The United States Court of Appeals for the Second Circuit found in favor of the trustee (the Trustee) presiding over the liquidation of Bernard L. Madoff Investment Securities (BMIS), affirming the Trustee’s calculation of “net equity” in the BMIS liquidation. The Trustee calculates net equity to determine the value of claims submitted by victims of Madoff’s massive fraud.

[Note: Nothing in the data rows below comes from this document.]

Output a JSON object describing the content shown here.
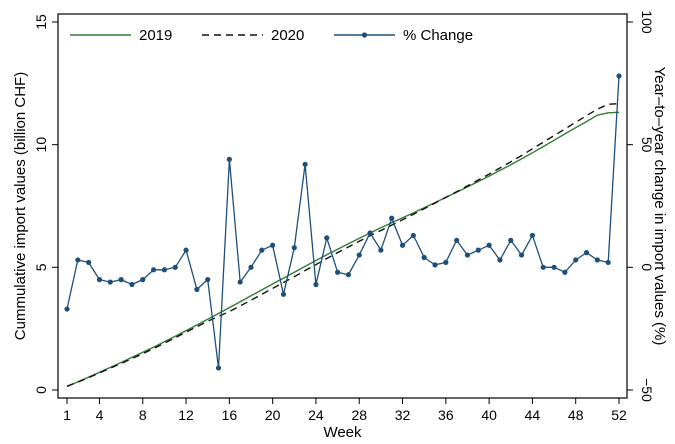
{
  "chart_data": {
    "type": "line",
    "xlabel": "Week",
    "ylabel_left": "Cummulative import values (billion CHF)",
    "ylabel_right": "Year–to–year change in import values (%)",
    "x_ticks": [
      1,
      4,
      8,
      12,
      16,
      20,
      24,
      28,
      32,
      36,
      40,
      44,
      48,
      52
    ],
    "x_tick_labels": [
      "1",
      "4",
      "8",
      "12",
      "16",
      "20",
      "24",
      "28",
      "32",
      "36",
      "40",
      "44",
      "48",
      "52"
    ],
    "xlim": [
      1,
      52
    ],
    "ylim_left": [
      0,
      15
    ],
    "y_ticks_left": [
      0,
      5,
      10,
      15
    ],
    "y_tick_labels_left": [
      "0",
      "5",
      "10",
      "15"
    ],
    "ylim_right": [
      -50,
      100
    ],
    "y_ticks_right": [
      -50,
      0,
      50,
      100
    ],
    "y_tick_labels_right": [
      "−50",
      "0",
      "50",
      "100"
    ],
    "grid": false,
    "legend_position": "top",
    "x": [
      1,
      2,
      3,
      4,
      5,
      6,
      7,
      8,
      9,
      10,
      11,
      12,
      13,
      14,
      15,
      16,
      17,
      18,
      19,
      20,
      21,
      22,
      23,
      24,
      25,
      26,
      27,
      28,
      29,
      30,
      31,
      32,
      33,
      34,
      35,
      36,
      37,
      38,
      39,
      40,
      41,
      42,
      43,
      44,
      45,
      46,
      47,
      48,
      49,
      50,
      51,
      52
    ],
    "series": [
      {
        "name": "2019",
        "axis": "left",
        "style": "solid",
        "color": "#2e7d32",
        "values": [
          0.15,
          0.33,
          0.52,
          0.72,
          0.92,
          1.12,
          1.33,
          1.54,
          1.75,
          1.97,
          2.19,
          2.42,
          2.65,
          2.88,
          3.12,
          3.36,
          3.6,
          3.84,
          4.08,
          4.32,
          4.56,
          4.8,
          5.04,
          5.28,
          5.51,
          5.74,
          5.96,
          6.18,
          6.4,
          6.61,
          6.82,
          7.02,
          7.22,
          7.43,
          7.64,
          7.85,
          8.06,
          8.28,
          8.5,
          8.72,
          8.95,
          9.18,
          9.42,
          9.67,
          9.92,
          10.18,
          10.44,
          10.69,
          10.94,
          11.2,
          11.3,
          11.32
        ]
      },
      {
        "name": "2020",
        "axis": "left",
        "style": "dashed",
        "color": "#111111",
        "values": [
          0.15,
          0.32,
          0.5,
          0.7,
          0.89,
          1.08,
          1.28,
          1.48,
          1.69,
          1.91,
          2.13,
          2.36,
          2.58,
          2.8,
          3.0,
          3.2,
          3.43,
          3.66,
          3.9,
          4.14,
          4.38,
          4.62,
          4.87,
          5.11,
          5.36,
          5.6,
          5.83,
          6.06,
          6.29,
          6.5,
          6.72,
          6.94,
          7.16,
          7.39,
          7.62,
          7.85,
          8.08,
          8.32,
          8.56,
          8.8,
          9.05,
          9.3,
          9.56,
          9.83,
          10.1,
          10.37,
          10.64,
          10.91,
          11.18,
          11.45,
          11.65,
          11.67
        ]
      },
      {
        "name": "% Change",
        "axis": "right",
        "style": "solid-markers",
        "color": "#1f4e79",
        "values": [
          -17,
          3,
          2,
          -5,
          -6,
          -5,
          -7,
          -5,
          -1,
          -1,
          0,
          7,
          -9,
          -5,
          -41,
          44,
          -6,
          0,
          7,
          9,
          -11,
          8,
          42,
          -7,
          12,
          -2,
          -3,
          5,
          14,
          7,
          20,
          9,
          13,
          4,
          1,
          2,
          11,
          5,
          7,
          9,
          3,
          11,
          5,
          13,
          0,
          0,
          -2,
          3,
          6,
          3,
          2,
          78
        ]
      }
    ]
  }
}
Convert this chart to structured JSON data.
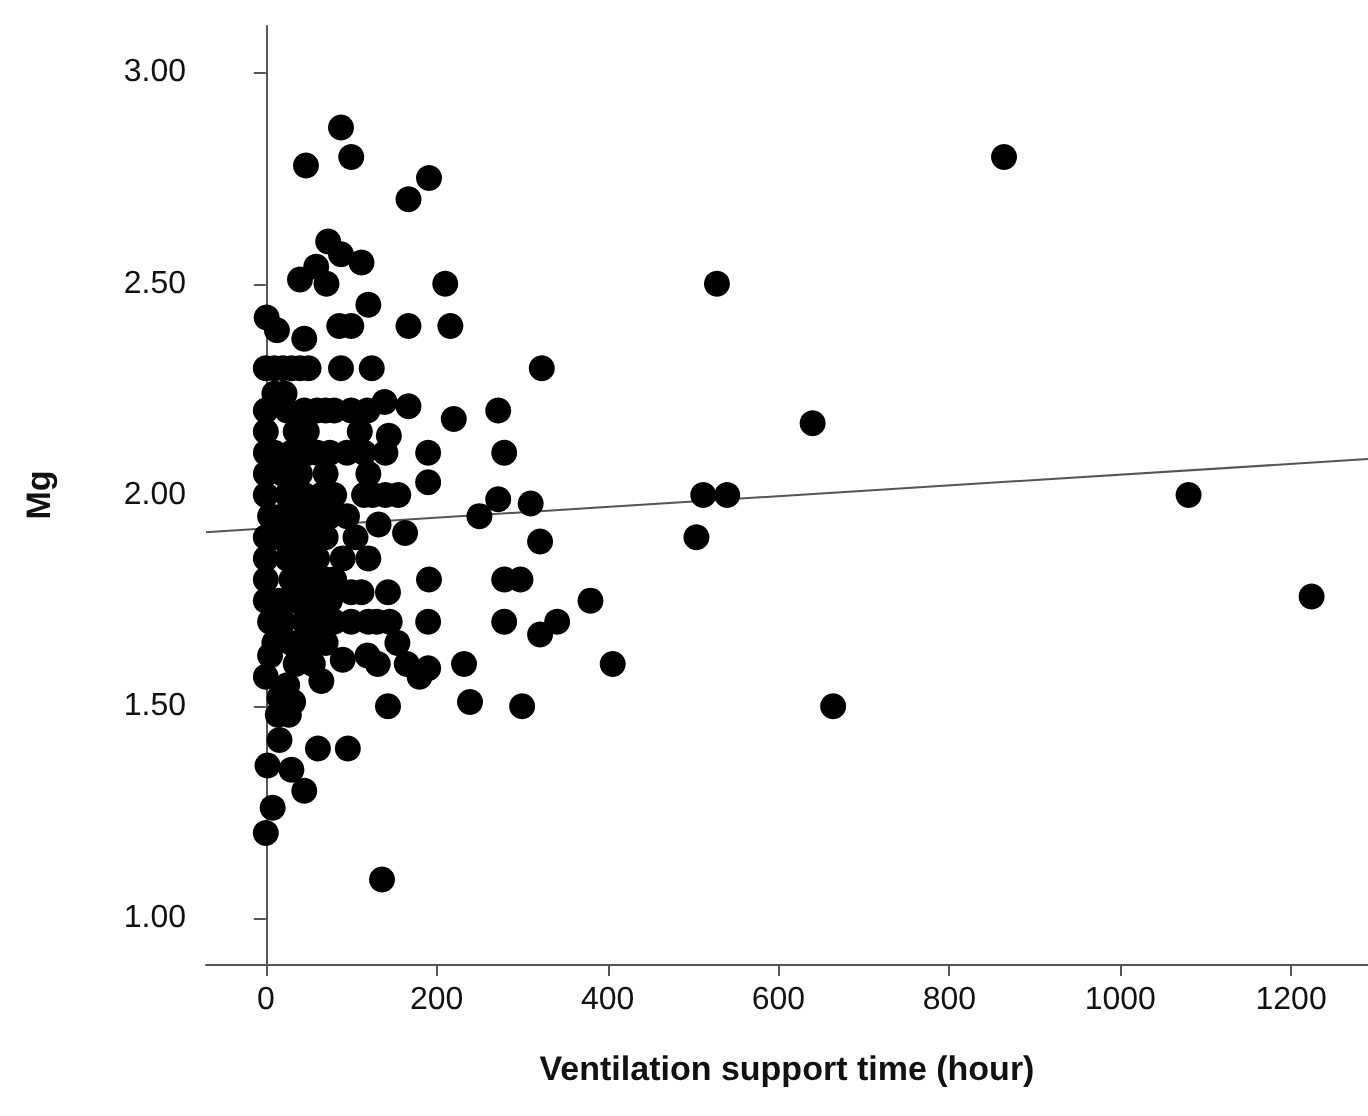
{
  "chart_data": {
    "type": "scatter",
    "xlabel": "Ventilation support time (hour)",
    "ylabel": "Mg",
    "grid": false,
    "xlim": [
      -70,
      1290
    ],
    "xticks": [
      0,
      200,
      400,
      600,
      800,
      1000,
      1200
    ],
    "ylim": [
      0.89,
      3.11
    ],
    "yticks": [
      {
        "value": 1,
        "label": "1.00"
      },
      {
        "value": 1.5,
        "label": "1.50"
      },
      {
        "value": 2,
        "label": "2.00"
      },
      {
        "value": 2.5,
        "label": "2.50"
      },
      {
        "value": 3,
        "label": "3.00"
      }
    ],
    "series": [
      {
        "color": "#000000",
        "marker": "circle",
        "x": [
          88,
          47,
          100,
          167,
          191,
          864,
          73,
          88,
          112,
          59,
          40,
          71,
          210,
          528,
          120,
          1,
          13,
          45,
          86,
          100,
          167,
          216,
          0,
          10,
          20,
          30,
          40,
          50,
          88,
          124,
          323,
          0,
          25,
          45,
          60,
          70,
          80,
          100,
          119,
          139,
          167,
          272,
          10,
          22,
          220,
          640,
          0,
          35,
          48,
          110,
          144,
          190,
          279,
          0,
          10,
          30,
          50,
          60,
          75,
          95,
          115,
          140,
          0,
          20,
          40,
          70,
          120,
          190,
          272,
          310,
          512,
          540,
          1080,
          0,
          25,
          45,
          65,
          80,
          115,
          125,
          140,
          155,
          250,
          132,
          5,
          20,
          35,
          55,
          75,
          95,
          504,
          321,
          163,
          0,
          15,
          30,
          50,
          70,
          105,
          0,
          25,
          45,
          60,
          90,
          120,
          191,
          279,
          298,
          0,
          30,
          50,
          70,
          80,
          380,
          1224,
          143,
          100,
          112,
          0,
          15,
          35,
          55,
          75,
          190,
          279,
          341,
          321,
          5,
          20,
          45,
          60,
          80,
          100,
          120,
          130,
          145,
          406,
          232,
          154,
          10,
          30,
          50,
          70,
          165,
          180,
          190,
          131,
          119,
          90,
          5,
          35,
          55,
          0,
          25,
          65,
          239,
          300,
          664,
          143,
          32,
          16,
          27,
          14,
          61,
          96,
          16,
          2,
          30,
          45,
          8,
          0,
          136
        ],
        "values": [
          2.87,
          2.78,
          2.8,
          2.7,
          2.75,
          2.8,
          2.6,
          2.57,
          2.55,
          2.54,
          2.51,
          2.5,
          2.5,
          2.5,
          2.45,
          2.42,
          2.39,
          2.37,
          2.4,
          2.4,
          2.4,
          2.4,
          2.3,
          2.3,
          2.3,
          2.3,
          2.3,
          2.3,
          2.3,
          2.3,
          2.3,
          2.2,
          2.2,
          2.2,
          2.2,
          2.2,
          2.2,
          2.2,
          2.2,
          2.22,
          2.21,
          2.2,
          2.24,
          2.24,
          2.18,
          2.17,
          2.15,
          2.15,
          2.15,
          2.15,
          2.14,
          2.1,
          2.1,
          2.1,
          2.1,
          2.1,
          2.1,
          2.1,
          2.1,
          2.1,
          2.1,
          2.1,
          2.05,
          2.05,
          2.05,
          2.05,
          2.05,
          2.03,
          1.99,
          1.98,
          2,
          2,
          2,
          2,
          2,
          2,
          2,
          2,
          2,
          2,
          2,
          2,
          1.95,
          1.93,
          1.95,
          1.95,
          1.95,
          1.95,
          1.95,
          1.95,
          1.9,
          1.89,
          1.91,
          1.9,
          1.9,
          1.9,
          1.9,
          1.9,
          1.9,
          1.85,
          1.85,
          1.85,
          1.85,
          1.85,
          1.85,
          1.8,
          1.8,
          1.8,
          1.8,
          1.8,
          1.8,
          1.8,
          1.8,
          1.75,
          1.76,
          1.77,
          1.77,
          1.77,
          1.75,
          1.75,
          1.75,
          1.75,
          1.75,
          1.7,
          1.7,
          1.7,
          1.67,
          1.7,
          1.7,
          1.7,
          1.7,
          1.7,
          1.7,
          1.7,
          1.7,
          1.7,
          1.6,
          1.6,
          1.65,
          1.65,
          1.65,
          1.65,
          1.65,
          1.6,
          1.57,
          1.59,
          1.6,
          1.62,
          1.61,
          1.62,
          1.6,
          1.6,
          1.57,
          1.55,
          1.56,
          1.51,
          1.5,
          1.5,
          1.5,
          1.51,
          1.52,
          1.48,
          1.48,
          1.4,
          1.4,
          1.42,
          1.36,
          1.35,
          1.3,
          1.26,
          1.2,
          1.09
        ]
      },
      {
        "type": "line",
        "color": "#555555",
        "marker": "none",
        "x": [
          -70,
          1290
        ],
        "values": [
          1.912,
          2.085
        ]
      }
    ]
  }
}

The dispute focused on two methods for calculating net equity. The Trustee argued that net equity should be based on the ‘Net Investment Method,’ which credited the amount of cash deposited by the customer into his or her BMIS account, less amounts withdrawn. The customers objecting to the Trustee’s proposed method advocated the so-called ‘Last Statement Method,’ which would calculate net equity based on the market value of securities reflected on their last BMIS customer statements. After reviewing the relevant statutory provisions, the Second Circuit ruled in favor of the Trustee and the Net Investment Method, holding that the last statements, produced by Madoff and his fraudulent enterprise were totally unreliable, and that “if the Trustee had permitted the objecting claimants to recover based on their final account statements, this would have ‘affected the limited amount available for distribution from the customer property fund’ . . . . The inequitable consequence of such a scheme would be that those who had already withdrawn cash deriving from imaginary profits in excess of their initial investment would derive additional benefit at the expense of those customers who had not withdrawn funds before the fraud was exposed.” In so ruling, the court was careful to say that the Net Equity Method was not the only way for a Securities Investor Protection Act trustee to calculate net equity, and that the facts and circumstances of particular cases could oftentimes require a different method to be used.

In re Bernard L. Madoff Investment Securities LLC, 10-2378 (2d Cir. August 16, 2011).